A new startup out of Seattle wants to open up the “black box” of foundational AI models in a bid to help spur more innovation for the booming field of artificial intelligence.

Oumi came out of stealth mode this week, announcing a $10 million seed round and an ambitious plan to build an open source AI research and development platform.

The AI sector needs a “Linux moment,” according to Manos Koukoumidis, a former senior engineering manager at Google Cloud who is CEO and co-founder of Oumi.

Much like the way Linux helped shape the modern computing landscape through open source technology, Oumi wants to make it easier for researchers and developers to collaborate and advance AI techniques.

Its platform can run anywhere and supports various AI-related development, from pretraining to inference to evaluation. Users can work with open models and commercial APIs, and also use prebuilt workflows from Oumi.

“There are so many things that an open community can do much better than any closed model provider,” Koukoumidis said.

Existing proprietary models from companies such as OpenAI are “very restrictive,” and there are few true open source options across the AI landscape that are easy to use, according to Koukoumidis.

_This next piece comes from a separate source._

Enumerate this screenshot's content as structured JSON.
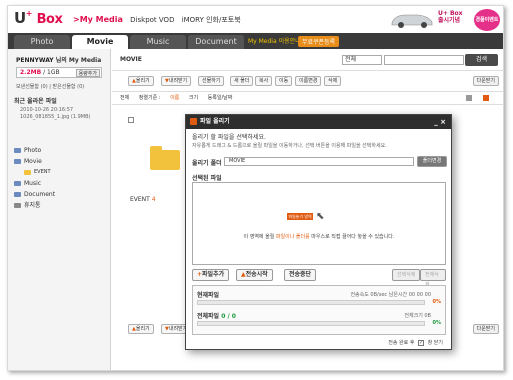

Oumi plans to generate revenue by offering open-source solutions tailored for enterprises, such as hosted versions of different training and inference workflows.

Open source models are a hot topic in the tech world given the attention on a new model from a Chinese startup called DeepSeek that uses far less computing power but could match the capabilities of AI software from leading U.S. tech companies.

Koukoumidis said the emergence of DeepSeek represents a validation for Oumi’s strategy, in part because it was built on top of other open source efforts such as PyTorch and Meta’s Llama. It’s a sentiment also shared by Meta AI leader Yann LeCuen.

“Open source models, tools and related infrastructure won’t be trying anymore to close the gap — they will be the ones defining the state-of-the-art,” Koukoumidis said. “On a platform like Oumi, the community can co-build the next DeepSeek.”

However, Koukoumidis noted potential roadblocks with a model like DeepSeek.

“Despite its impressive performance in areas like math and coding, DeepSeek’s biases and censorship indicate what is at stake for the future of AI development,” he said. “For the U.S. to continue to lead in AI, we need open source and open collaboration to develop trustworthy and explainable models. U.S. researchers are at a disadvantage if the U.S. is less open than China.”

Oumi is partnering with 15 top AI research universities in the U.S. and the U.K., including the University of Washington, along with other AI researchers.

“We’re building the world’s biggest AI research lab,” said Oumi co-founder Oussama Elachqar.

Koukoumidis helped build generative AI models at Google, and also spent time at Meta and Microsoft. Elachquar was a machine learning engineer at Apple, Twitter, and Microsoft.

Venrock and Obvious Ventures led the seed round. Other backers include Plug & Play, which recently expanded to the Seattle area, along with Seattle-based firm Ascend.

“There hasn’t been enough focus on open experimentation to collectively push the boundaries of what AI can do,” Ganesh Srinivasan, partner at Venrock, said in a statement. “With an unconditionally open source platform, we won’t cap our talent, we will foster experimentation, and society will reap the benefits.”

Oumi is a public benefit corporation, which describes for-profit companies that aim to make a positive impact on society.